Since 2023, B.C.’s actual timber harvest has been about 40 per cent below the total annual allowable cut. The reasons are multi-faceted. Some critics say it’s a sign forestry companies have already logged the best, most accessible, profitable forests and what’s left are “the dregs.” Economists have cited the cumulative impact of “ill-considered or unnecessary” legislation that overlooks commercial needs and economic benefits of a thriving industry. 

Forestry stakeholders called out the uncertainty created by arbitrarily reallocating tenure to First Nations as far back as 2021, warning forest tenure transfers would not be at a fair market price because “the government has cleverly changed how it will compensate companies for the reductions to harvesting rights.” 

If a tenure holder “chronically fails” to harvest their designated volume, the Ministry of Forests can review the licensee’s performance and potentially reduce their allocated cut, amend the tenure agreement, or outright transfer the timber rights to other operators such as Indigenous groups.
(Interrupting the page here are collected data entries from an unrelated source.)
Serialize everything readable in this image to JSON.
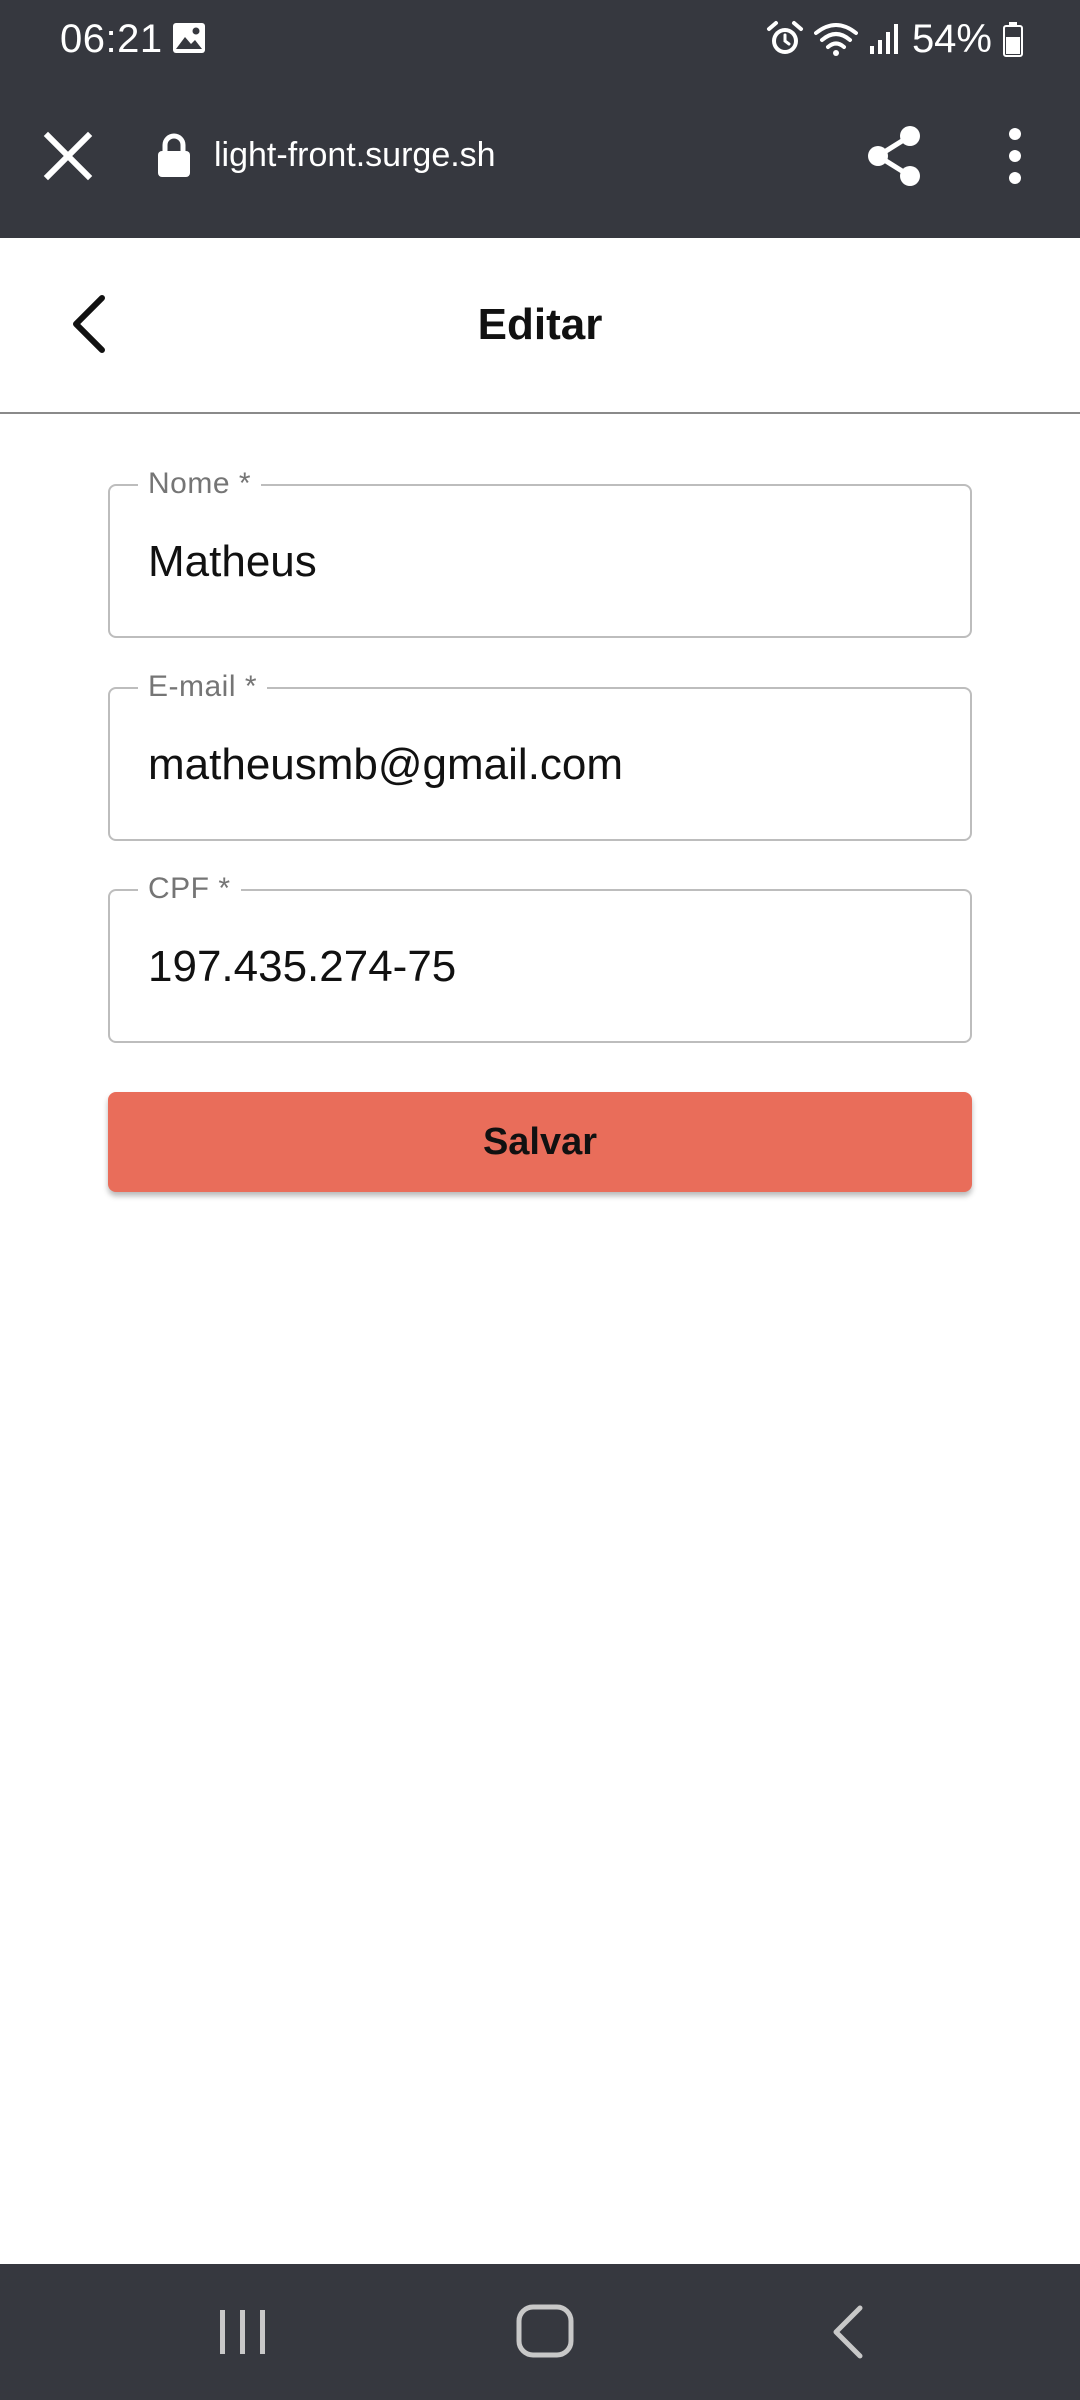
{
  "status_bar": {
    "time": "06:21",
    "battery": "54%",
    "icons": [
      "gallery-icon",
      "alarm-icon",
      "wifi-icon",
      "signal-icon",
      "battery-icon"
    ]
  },
  "browser": {
    "url": "light-front.surge.sh",
    "icons": [
      "close-icon",
      "lock-icon",
      "share-icon",
      "more-vert-icon"
    ]
  },
  "header": {
    "title": "Editar",
    "back_icon": "chevron-left-icon"
  },
  "form": {
    "fields": [
      {
        "label": "Nome *",
        "value": "Matheus"
      },
      {
        "label": "E-mail *",
        "value": "matheusmb@gmail.com"
      },
      {
        "label": "CPF *",
        "value": "197.435.274-75"
      }
    ],
    "save_label": "Salvar",
    "save_color": "#e96d5a"
  },
  "nav_bar": {
    "icons": [
      "recents-icon",
      "home-icon",
      "back-icon"
    ]
  },
  "colors": {
    "system_bar": "#36383f",
    "background": "#ffffff"
  }
}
In this way, any compensation paid to companies can be “drastically reduced” if government has already lowered their allowable cuts, writes Ben Parfitt of The Tyee.

This all circles back to the tenure shift strategy outlined in Forest Minister Parmar’s triple mandate and offers insight into his explicit warning a year ago: “If you have fibre and you’re not using it, we’re coming for it.” 

BC forestry policies fuel dysfunction across the sector

Taken together, B.C.’s strategy results in a structural distortion of a free, fair, and open market that favours band-affiliated entities above all others.

The government set out to save old growth, sustain industry, and advance reconciliation, but it is failing on all fronts. 

Provincial policies, in combination with court rulings have crippled the market, biased the tenure system and weakened the government’s ability to protect old growth. Conservationists are alarmed and industry is hollowed out. 

What remains is a collapsing forestry sector reliant on an unjust, inconsistent regulatory system, mired in a legal quagmire that satisfies no one.